L'Iran ribolle, nel tentativo di liberarsi dalla morsa della teocrazia. Ma la diplomazia gioca un'altra partita. Si batte la strada della trattativa dopo l'ultimatum del presidente americano: "Negoziato sul nucleare o attacco". Il primo appuntamento potrebbe essere già venerdì, a Istanbul, dove l'inviato americano, Steve Witkoff, dovrebbe incontrare il ministro degli Esteri iraniano, Abbas Araghchi. Come per Gaza, Turchia, Egitto e Qatar fanno da mediatori e con loro potrebbero essere presenti Oman, Arabia Saudita, Pakistan (e forse anche Emirati Arabi Uniti), oltre che il genero di Trump. Witkoff sarà in Israele già oggi, per incontrare il primo ministro Benjamin Netanyahu, dopo che il capo di Stato maggiore israeliano Eyal Zamir ha visto a Washington il capo del Comando centrale degli Stati Uniti (Centcom), Bradley Cooper. Poi Witkoff partirà per Abu Dhabi, negli Emirati, per i colloqui con Russia e Ucraina. A quel punto, affronterebbe il dossier Iran.
Si arriverà a un'intesa? Per Teheran al momento si sta discutendo del "metodo e del quadro di lavoro" dei negoziati. Il regime sostiene di non aver ricevuto alcun ultimatum dagli Usa sul nucleare e di essere "pronto alla diplomazia", ma che "la diplomazia è incompatibile con le minacce". Eppure la teocrazia non smette intimidire: "Nessun americano sarà al sicuro e il fuoco della regione brucerà l'America e i suoi compagni", tuona il capo di Stato maggiore, Abdolrahim Mousavi. Il mese prossimo, l'Iran terrà esercitazioni navali con Russia e Cina nell'Oceano Indiano. Mosca si dice pronta a facilitare la de-escalation e spiega che un possibile trasferimento dell'uranio arricchito iraniano all'estero è "da tempo all'ordine del giorno".
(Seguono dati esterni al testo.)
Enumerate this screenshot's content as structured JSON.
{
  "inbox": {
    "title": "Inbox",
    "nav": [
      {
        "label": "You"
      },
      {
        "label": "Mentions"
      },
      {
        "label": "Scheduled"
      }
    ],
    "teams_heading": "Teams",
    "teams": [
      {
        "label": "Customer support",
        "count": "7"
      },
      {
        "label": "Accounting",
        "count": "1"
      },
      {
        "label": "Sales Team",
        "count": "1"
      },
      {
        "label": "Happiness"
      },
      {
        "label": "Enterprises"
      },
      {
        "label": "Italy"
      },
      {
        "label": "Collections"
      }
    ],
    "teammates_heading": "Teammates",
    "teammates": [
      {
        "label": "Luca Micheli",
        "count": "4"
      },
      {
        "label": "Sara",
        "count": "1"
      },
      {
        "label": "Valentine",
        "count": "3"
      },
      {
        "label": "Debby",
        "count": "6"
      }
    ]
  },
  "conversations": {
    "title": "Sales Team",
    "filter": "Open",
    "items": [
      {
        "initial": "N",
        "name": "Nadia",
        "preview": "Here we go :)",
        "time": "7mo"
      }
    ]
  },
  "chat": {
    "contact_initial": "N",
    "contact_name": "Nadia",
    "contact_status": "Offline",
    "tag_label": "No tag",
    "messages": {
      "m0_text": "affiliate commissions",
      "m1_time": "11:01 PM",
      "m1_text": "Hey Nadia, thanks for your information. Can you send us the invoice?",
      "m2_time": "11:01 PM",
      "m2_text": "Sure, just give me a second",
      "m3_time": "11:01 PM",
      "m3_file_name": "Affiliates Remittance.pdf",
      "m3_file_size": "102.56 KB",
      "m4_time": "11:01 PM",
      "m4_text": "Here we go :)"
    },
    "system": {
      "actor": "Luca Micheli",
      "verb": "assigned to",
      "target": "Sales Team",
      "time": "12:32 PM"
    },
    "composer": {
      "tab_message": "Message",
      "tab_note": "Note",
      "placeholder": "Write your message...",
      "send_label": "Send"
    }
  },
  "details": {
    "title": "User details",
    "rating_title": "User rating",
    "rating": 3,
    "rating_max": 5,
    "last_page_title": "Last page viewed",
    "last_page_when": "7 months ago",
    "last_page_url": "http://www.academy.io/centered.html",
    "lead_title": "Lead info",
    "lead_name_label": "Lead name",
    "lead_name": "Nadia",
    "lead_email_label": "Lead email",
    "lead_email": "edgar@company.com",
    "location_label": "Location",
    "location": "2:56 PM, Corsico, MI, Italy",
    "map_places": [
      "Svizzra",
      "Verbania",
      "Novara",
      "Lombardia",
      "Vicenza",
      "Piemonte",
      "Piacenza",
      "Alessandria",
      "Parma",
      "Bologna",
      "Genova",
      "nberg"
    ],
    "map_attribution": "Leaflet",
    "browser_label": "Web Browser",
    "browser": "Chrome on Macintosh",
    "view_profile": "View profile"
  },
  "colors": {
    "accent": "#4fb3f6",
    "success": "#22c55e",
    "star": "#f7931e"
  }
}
Teheran, per ora, esclude l'opzione, e la Guida Suprema, l'ayatollah Khamenei, continua ad accusare Cia e Mossad di aver "orchestrato le rivolte", avvertendo del rischio di una guerra regionale. Il figlio dello Scià, Reza Pahlavi, intanto invita il mondo a scendere in piazza il 14 febbraio per solidarietà agli iraniani. "La libertà è vicina", dice. Il popolo iraniano rischia la vita per conquistarla.